In “Small Worlds: Miniatures in Contemporary Art”—at the University of Vermont’s Fleming Museum of Art in Burlington from Feb. 13 to May 10, 2019—artists adopt the techniques of dioramas, model train figures and architectural models to invent tiny worlds that reflect our dreams and fears.
“Miniatures, reminiscent of our childhood playthings, can recall in us that sense of wonder for the world around us, but can also suggest dark forces hidden beneath the seduction of the small,” the opening sign says. “As our inherent attraction to the miniature pulls us into the imagined world of the artist, real-world traumas such as violence, displacement, and environmental disaster are brought to our attention in intricate and intimate ways.”
Syrian-born, Connecticut-based sculptor Mohamad Hafez described himself to me in 2017 as “an artist witnessing the death of his country.”
“I don’t think people ever anticipated this amount of viciousness and devastation,” he told me. “It caught us completely by surprise. I don’t think I picked up a single pencil in the first year of the conflict. I was so much in awe and traumatized. It wasn’t until two years into the war [that he made art again], I was so filled up and exploded.”

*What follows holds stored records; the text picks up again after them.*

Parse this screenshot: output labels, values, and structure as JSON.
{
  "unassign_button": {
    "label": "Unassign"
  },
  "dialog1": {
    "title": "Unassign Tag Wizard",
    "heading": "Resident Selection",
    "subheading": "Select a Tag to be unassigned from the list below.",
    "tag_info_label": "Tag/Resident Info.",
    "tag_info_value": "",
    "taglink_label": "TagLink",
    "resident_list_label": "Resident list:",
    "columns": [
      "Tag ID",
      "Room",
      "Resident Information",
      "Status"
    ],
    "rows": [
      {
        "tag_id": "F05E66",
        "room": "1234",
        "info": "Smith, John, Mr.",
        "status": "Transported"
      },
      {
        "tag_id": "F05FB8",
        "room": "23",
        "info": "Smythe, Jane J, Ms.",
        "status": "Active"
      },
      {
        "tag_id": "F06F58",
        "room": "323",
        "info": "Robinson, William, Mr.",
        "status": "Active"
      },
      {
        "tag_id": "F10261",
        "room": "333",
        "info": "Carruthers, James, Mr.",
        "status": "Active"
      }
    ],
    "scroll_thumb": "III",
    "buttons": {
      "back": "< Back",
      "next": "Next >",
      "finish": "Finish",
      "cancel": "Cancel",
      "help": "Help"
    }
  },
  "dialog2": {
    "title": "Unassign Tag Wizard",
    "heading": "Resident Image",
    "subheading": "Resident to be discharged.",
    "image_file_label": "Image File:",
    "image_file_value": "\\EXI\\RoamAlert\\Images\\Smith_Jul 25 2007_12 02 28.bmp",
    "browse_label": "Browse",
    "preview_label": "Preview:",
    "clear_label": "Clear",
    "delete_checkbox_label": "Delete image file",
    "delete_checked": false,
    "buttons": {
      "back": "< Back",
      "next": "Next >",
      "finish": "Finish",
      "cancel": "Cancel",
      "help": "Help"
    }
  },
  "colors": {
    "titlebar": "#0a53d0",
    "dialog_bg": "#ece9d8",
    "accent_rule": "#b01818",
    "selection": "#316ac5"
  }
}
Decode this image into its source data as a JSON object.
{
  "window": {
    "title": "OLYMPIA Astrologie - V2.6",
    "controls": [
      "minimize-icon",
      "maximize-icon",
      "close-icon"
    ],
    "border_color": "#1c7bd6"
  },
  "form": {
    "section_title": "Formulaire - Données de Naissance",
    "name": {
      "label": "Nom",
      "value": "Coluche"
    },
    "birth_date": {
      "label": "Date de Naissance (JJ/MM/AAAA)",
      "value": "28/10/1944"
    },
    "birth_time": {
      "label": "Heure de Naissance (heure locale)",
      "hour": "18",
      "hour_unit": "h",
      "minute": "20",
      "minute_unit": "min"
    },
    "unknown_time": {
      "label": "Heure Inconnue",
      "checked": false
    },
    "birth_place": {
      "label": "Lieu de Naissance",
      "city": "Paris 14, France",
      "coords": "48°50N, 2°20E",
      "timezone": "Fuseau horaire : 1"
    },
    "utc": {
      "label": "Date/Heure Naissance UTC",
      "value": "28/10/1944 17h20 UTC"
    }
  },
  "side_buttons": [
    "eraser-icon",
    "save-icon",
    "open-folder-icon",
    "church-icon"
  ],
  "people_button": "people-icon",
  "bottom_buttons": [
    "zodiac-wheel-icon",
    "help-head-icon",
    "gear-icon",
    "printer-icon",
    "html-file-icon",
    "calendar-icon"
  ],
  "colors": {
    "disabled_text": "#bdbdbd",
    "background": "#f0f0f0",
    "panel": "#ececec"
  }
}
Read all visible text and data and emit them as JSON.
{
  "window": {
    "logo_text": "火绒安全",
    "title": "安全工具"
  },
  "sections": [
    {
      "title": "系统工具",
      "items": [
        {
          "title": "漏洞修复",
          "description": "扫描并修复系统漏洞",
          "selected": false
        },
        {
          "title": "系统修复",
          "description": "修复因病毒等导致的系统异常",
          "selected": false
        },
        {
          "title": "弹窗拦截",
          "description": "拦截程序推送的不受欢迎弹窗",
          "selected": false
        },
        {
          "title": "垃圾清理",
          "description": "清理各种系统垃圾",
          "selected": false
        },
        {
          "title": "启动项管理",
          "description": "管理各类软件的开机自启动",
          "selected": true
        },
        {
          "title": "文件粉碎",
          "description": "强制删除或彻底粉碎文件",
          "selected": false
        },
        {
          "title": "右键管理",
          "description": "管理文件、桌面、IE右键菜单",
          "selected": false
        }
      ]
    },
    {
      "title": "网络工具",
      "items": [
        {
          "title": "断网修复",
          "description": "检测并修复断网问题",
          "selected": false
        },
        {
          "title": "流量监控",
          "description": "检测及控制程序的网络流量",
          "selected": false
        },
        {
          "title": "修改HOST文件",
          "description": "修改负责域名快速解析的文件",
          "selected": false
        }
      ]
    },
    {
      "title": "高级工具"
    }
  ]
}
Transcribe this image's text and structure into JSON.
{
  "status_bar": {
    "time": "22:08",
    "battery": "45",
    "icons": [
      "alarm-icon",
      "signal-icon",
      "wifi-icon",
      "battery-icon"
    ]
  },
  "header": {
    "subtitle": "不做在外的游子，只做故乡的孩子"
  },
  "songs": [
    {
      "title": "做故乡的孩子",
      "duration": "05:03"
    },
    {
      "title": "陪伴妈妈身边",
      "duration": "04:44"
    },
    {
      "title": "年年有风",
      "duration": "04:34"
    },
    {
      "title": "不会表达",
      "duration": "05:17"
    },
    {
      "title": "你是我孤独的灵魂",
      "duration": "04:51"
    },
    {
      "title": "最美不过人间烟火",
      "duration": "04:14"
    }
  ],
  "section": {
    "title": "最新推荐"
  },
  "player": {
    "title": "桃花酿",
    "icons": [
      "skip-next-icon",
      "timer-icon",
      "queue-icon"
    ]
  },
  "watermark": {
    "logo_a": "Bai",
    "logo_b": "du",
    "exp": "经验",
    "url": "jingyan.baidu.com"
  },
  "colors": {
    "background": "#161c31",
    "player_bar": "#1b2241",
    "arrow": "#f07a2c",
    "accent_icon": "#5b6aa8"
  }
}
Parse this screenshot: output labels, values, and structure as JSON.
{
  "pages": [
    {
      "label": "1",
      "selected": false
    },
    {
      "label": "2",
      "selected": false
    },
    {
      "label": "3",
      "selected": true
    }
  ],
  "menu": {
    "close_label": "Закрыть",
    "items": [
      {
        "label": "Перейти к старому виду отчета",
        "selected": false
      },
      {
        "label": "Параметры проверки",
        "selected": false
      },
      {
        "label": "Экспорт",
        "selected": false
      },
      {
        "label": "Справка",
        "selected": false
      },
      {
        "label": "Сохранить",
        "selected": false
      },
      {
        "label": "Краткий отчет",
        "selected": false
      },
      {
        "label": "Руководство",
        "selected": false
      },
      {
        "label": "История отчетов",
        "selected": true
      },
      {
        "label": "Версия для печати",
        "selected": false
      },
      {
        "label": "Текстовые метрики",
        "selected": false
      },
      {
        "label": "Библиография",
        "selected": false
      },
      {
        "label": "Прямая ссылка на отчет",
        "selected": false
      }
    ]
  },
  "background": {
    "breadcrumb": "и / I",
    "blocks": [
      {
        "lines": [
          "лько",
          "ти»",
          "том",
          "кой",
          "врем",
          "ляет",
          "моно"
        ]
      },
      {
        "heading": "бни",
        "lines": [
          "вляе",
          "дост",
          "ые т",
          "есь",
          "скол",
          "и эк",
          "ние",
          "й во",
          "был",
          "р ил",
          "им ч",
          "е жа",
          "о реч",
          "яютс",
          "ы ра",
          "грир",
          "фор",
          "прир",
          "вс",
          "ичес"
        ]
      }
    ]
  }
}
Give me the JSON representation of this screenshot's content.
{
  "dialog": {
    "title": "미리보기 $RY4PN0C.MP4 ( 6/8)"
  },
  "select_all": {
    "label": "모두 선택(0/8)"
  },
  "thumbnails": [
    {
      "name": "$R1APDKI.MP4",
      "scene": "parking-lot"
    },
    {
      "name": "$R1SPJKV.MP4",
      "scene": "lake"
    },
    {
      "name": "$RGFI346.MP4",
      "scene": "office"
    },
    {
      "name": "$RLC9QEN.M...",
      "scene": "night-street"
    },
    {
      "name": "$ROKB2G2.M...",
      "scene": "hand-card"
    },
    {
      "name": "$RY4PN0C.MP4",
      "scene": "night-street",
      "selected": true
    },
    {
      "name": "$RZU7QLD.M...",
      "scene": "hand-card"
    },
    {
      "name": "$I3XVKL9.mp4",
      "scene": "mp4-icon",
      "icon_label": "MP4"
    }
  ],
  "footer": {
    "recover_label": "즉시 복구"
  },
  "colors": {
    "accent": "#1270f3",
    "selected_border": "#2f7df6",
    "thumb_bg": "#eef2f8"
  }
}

Hafez turns cast plaster, paint, parts of old radios and fans, rusty drill bits and nails into heartwrenching models of abandoned cities smashed to ruins.
Lori Nix + Kathleen Gerber create photographs of models of abandoned subways and bars and libraries overgrown by nature. Allison May Kiphuth cuts out her watercolor paintings to create environmental dioramas. Thomas Doyle fashions miniature people and homes beset by strange end-of-the-world floods and train crashes and earthquakes.
The exhibition also features Brian D. Collier’s “The Traveling Museum of Very Small Objects” and Matt Neckers’s “Vermont International Museum of Contemporary Art + Design (VTIMoCA+D),” which offers galleries of miniature artworks showcased inside old suitcases and a refrigerator.
Corin Hewitt has constructed a miniature version of his family’s cabin in East Corinth, Vermont. Joe Fig creates models of the studios of esteemed artists. Minimiam (Akiko Ida + Pierre Javelle) create funny scenes by setting miniature people in worlds made from actual fruit, pastries and ice cream.
The blue Connecticut River winds through the patchwork green and autumn orange of tiny fields and the Holyoke Range of central Massachusetts in Sally Curcio’s “Happy Valley (Fall)” from 2016.
“When I was a child I used to play on swings and look at blocks and imagine I was miles above the ground,” the Northampton artist told me in 2013.
Her “Bubbles” are miniature worlds, a foot square, sealed under clear plastic domes in which foam and flocking bejeweled with beads become glittering trees and delicate futuristic towers. She has created a futuristic “Orbit City,” dream versions of New York and Miami Beach, a pair of desert islands, Sherwood Forest, the North Pole, Atlantis.
“This is perfection in here,” Curcio told me. But “it has that fragility to it. It could be popped.”